Monday, Jul. 18, 1949
Milestone
After eleven months in office, Ecuador's dapper President Galo Plaza Lasso last week passed a political milestone: his regime survived its first noteworthy revolutionary plot. At Aguas Hediondas (literally: Stinking Waters), a sulphurous spa just outside Ecuador's southernmost city of Loja, army officers arrested Bolivar Galvez, a member of Quito's City Council and the president of the Quito Student Federation. In Loja itself, they picked up Lawyer Julio Moreno, director of Ecuador's opposition Liberal Party. Farther north in Cuenca, the country's third city, several army officers were taken into custody. All were charged with conspiracy to overthrow the government.

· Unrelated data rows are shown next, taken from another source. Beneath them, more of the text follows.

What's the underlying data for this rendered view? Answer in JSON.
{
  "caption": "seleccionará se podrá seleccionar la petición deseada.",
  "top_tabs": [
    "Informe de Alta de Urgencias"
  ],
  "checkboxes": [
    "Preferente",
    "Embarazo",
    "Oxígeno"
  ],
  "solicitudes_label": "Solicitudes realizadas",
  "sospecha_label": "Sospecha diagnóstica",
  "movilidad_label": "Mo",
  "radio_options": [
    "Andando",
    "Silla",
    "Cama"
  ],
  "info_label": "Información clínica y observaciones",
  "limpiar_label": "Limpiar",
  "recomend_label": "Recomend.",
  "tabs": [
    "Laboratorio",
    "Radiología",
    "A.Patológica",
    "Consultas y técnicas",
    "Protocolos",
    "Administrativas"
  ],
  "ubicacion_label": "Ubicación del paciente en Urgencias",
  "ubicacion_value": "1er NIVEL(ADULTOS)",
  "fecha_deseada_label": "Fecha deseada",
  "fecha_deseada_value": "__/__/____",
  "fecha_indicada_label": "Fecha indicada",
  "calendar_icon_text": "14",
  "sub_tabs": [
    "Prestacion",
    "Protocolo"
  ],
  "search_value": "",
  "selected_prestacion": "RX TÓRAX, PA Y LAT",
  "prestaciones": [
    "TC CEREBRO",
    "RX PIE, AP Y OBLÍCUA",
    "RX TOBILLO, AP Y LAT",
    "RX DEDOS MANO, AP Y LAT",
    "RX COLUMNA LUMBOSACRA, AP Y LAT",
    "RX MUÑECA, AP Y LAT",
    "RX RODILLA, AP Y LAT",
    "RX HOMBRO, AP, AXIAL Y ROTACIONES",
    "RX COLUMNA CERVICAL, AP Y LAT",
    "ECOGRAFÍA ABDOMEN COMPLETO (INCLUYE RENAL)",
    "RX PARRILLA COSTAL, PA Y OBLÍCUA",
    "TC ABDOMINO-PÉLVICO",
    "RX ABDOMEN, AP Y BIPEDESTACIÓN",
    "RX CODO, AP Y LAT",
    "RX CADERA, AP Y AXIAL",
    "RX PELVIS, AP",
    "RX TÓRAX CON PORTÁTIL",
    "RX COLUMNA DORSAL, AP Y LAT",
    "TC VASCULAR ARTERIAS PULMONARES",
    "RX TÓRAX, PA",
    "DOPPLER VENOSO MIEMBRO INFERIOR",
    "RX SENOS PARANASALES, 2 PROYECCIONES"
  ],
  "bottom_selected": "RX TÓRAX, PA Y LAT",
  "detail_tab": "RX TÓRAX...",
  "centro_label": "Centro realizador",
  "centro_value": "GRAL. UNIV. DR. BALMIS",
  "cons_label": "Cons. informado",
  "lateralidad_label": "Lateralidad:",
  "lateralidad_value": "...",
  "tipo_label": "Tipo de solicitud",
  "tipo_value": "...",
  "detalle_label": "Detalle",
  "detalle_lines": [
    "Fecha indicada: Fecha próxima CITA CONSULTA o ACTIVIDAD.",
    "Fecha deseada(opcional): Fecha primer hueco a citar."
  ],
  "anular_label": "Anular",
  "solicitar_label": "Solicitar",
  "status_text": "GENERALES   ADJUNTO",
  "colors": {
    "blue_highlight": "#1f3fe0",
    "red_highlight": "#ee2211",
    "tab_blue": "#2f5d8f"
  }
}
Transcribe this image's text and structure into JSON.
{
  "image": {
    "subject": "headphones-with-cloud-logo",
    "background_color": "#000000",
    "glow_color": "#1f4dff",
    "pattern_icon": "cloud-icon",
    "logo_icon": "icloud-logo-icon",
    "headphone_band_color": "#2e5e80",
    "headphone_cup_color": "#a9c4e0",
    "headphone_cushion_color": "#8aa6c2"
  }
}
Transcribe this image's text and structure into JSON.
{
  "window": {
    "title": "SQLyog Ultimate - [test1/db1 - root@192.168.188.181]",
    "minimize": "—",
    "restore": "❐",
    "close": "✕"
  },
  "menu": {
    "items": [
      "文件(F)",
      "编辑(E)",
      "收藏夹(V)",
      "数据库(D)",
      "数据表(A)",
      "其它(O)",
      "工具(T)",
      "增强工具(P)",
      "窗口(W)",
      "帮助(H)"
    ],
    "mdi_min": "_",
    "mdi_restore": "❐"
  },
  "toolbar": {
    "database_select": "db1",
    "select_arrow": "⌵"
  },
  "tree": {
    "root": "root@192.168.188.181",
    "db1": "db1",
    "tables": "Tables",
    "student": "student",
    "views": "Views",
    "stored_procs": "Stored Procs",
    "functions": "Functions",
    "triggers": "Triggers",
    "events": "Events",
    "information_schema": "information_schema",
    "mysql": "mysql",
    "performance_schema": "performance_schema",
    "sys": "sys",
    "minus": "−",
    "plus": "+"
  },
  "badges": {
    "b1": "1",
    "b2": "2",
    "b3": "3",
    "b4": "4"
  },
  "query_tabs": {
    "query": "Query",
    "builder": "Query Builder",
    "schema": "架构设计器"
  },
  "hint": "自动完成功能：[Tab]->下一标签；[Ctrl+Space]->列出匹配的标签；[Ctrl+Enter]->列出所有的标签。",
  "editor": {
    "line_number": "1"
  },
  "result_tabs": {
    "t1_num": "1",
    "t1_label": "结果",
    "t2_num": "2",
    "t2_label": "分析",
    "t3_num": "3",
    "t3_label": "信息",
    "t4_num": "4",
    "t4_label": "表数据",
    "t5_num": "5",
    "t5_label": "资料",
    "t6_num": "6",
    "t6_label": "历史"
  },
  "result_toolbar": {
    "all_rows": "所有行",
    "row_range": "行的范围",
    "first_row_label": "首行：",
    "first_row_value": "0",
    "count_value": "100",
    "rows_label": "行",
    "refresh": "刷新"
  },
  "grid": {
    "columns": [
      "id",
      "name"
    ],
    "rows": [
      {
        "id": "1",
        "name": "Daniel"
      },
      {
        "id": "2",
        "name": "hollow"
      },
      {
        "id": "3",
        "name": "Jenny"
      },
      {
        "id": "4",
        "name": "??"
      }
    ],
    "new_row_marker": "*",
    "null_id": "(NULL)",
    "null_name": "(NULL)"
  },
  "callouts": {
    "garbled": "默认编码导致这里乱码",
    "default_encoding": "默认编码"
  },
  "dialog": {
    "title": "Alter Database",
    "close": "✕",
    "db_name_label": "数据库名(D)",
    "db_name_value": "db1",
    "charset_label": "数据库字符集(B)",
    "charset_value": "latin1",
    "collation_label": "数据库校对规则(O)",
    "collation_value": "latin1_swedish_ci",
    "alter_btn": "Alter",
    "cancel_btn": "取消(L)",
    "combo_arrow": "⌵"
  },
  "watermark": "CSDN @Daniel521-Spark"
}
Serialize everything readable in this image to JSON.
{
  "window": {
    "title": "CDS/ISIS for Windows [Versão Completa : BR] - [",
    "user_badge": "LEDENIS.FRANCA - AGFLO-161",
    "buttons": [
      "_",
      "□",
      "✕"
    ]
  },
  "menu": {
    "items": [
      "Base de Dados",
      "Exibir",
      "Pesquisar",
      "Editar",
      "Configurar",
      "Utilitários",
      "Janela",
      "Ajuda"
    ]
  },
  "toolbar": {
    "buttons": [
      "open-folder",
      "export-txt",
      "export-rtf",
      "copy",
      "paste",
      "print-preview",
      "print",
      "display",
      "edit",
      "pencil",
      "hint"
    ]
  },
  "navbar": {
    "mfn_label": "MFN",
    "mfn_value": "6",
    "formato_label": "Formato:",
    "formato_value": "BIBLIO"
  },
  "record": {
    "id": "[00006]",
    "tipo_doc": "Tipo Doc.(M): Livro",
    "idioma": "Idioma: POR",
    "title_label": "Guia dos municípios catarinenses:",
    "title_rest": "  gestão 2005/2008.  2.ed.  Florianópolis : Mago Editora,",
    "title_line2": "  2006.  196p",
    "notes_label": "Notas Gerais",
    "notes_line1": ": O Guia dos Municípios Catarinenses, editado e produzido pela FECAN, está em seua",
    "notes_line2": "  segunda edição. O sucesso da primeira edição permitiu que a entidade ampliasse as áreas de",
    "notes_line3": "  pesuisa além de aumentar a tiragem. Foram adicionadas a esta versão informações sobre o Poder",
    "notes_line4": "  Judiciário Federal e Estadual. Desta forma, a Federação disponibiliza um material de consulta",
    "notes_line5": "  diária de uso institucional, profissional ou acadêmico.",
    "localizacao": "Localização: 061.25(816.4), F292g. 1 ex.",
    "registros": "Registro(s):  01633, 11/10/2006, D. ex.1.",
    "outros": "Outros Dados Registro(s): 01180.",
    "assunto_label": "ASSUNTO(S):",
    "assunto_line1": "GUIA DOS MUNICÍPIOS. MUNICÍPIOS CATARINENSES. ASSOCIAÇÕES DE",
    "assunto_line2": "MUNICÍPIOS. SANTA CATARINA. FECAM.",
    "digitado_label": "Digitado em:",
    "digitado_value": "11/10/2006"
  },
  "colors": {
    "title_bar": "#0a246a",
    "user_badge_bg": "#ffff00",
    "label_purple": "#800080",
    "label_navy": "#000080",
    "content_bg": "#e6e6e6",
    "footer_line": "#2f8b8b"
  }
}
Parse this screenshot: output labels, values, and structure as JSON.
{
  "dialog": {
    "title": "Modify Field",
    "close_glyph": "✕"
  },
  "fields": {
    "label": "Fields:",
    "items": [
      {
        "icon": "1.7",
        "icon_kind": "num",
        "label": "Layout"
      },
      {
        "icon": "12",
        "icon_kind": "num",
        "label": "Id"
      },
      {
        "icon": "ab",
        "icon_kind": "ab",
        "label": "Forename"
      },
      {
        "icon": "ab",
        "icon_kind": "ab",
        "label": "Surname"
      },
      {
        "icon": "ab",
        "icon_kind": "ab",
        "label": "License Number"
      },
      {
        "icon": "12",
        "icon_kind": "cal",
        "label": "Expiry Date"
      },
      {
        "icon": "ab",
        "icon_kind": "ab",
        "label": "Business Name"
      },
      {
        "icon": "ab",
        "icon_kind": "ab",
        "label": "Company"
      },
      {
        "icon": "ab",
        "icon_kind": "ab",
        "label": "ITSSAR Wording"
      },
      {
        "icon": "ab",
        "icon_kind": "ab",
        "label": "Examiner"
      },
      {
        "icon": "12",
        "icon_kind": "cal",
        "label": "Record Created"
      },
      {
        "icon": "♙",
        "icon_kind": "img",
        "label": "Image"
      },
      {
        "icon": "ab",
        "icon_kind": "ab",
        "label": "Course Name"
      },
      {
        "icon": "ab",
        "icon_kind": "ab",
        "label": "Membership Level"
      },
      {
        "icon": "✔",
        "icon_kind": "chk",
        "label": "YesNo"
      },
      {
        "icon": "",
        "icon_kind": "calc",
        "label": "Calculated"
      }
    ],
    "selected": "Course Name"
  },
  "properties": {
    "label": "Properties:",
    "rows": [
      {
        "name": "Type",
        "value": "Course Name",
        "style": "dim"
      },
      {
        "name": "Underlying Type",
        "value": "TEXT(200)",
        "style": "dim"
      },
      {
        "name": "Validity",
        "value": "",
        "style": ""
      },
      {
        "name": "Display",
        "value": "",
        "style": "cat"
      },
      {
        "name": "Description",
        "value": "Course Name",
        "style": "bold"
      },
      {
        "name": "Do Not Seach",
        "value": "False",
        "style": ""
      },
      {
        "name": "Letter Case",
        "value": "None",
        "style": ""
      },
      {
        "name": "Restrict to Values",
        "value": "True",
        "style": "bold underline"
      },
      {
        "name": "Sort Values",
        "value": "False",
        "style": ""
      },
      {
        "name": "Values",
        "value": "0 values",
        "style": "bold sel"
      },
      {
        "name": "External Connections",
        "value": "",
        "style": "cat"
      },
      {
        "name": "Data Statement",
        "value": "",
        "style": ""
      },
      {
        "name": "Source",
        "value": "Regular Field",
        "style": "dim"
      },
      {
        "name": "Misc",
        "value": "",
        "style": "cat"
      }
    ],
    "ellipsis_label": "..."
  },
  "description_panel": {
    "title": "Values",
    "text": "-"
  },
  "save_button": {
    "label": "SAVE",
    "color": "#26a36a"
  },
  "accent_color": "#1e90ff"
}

Liberals the country over protested their leader's arrest. In Quito mounted troops broke up a demonstration of students and socialists shouting "Down with Plaza!" The President, following his policy of ignoring or minimizing plots, immediately ordered the release of students arrested in the demonstration, and requested that the judge assigned to the conspiracy trial free the defendants if there was any legal way to do so.
Interior Minister Eduardo Salazar Gomez declared that the country was completely tranquil--so tranquil, in fact, that he permitted himself a jest: "We have jailed only those caught with their hands in stinking water."